BREATHING, STRETCHING AND OTHER EXERCISES
Lisa brought us the Breath of Joy exercise in her reflection on the International Forum on Women in E-Learning Conference. The Breath of Joy could be the right thing to do during a quick break from a pomodoro. Another option is to follow Rodney Yee’s video below to stretch and regain flexibility, strength, and improved posture at the desk. It takes less than four minutes and it makes a difference. I tried it while writing this blog and loved the way it made me feel. Many other free, compact stretching and exercise videos can be found on YouTube. WebMD also offers 60-second aerobics for “Exercise at Your Desk” options.
STANDING INSTEAD OF SITTING
The BBC Magazine has asserted that “Our technology has made us the most sedentary humans in history.” One way to get around sitting so much is to stand more.

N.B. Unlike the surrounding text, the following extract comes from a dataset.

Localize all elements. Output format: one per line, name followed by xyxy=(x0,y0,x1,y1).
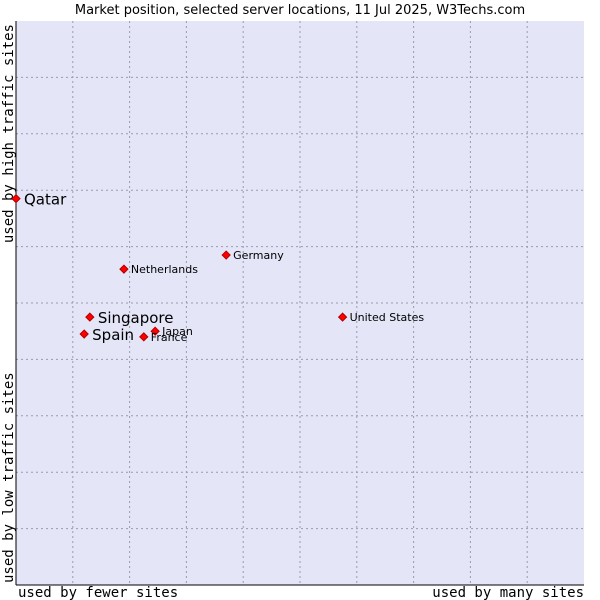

The BBC news article cited research proving that standing had favorable impacts on blood glucose levels and calories burned, even going back to research comparing the heart health advantages bus conductors (standing) had over bus drivers (sitting) in the 1950s in London. An equally interesting and less formal look at the advantages of standing over sitting is described by FAST COMPANY web producer Cia Bernales when she experimented with standing at her desk in 2013. A year later, she says that she wouldn’t go back to sitting at a desk again.
WALKING AND TALKING
Many times I will walk around while on phone calls. Another way to move is to do staff meetings on the go. Beth Kanter has written about “hosting effective walking meetings” here. She singles out five practical tips for increasing the amount of walking she and others do at work. These include:
1. Make a list of all the meetings in your work. These might be virtual or face to face. Now identify which ones could be converted into walking meetings.
2. Think about your goals. Since walking increases creativity, walking meetings are great for brainstorming and problem-solving.
3. Let people know in advance. A heads-up for people to wear the right clothing and shoes is definitely in order.
4. Planning and preparation. Naturally there will be an agenda and sequenced activities including stretching and biobreaks. Taking notes immediately after the meeting when ideas are still fresh is also good.
5. The actual walk. Choose a route that allows the group to walk safely and with good hearing capability for the alloted time.
Kanter also cites the FeetFirst.org site as a great resource for planning and leading talking-while-walking meetings. Sometimes, walking solo will break open thinking logjams that you encounter at work. Or you can call a friend to get in social time on your walk, too.
BRING A DOG TO WORK?
Walking my dog(s) is a favorite exercise for me. However, my dogs are quite happy lying on the couch in my office for hours at a time. Maybe your dog will do more to motivate you to stay active throughout the day than mine do!
What other ideas do you have for walking more, standing more, stretching more, and sitting less during your work day? What fitness routines have you tried and would like to recommend to others to build into their work day?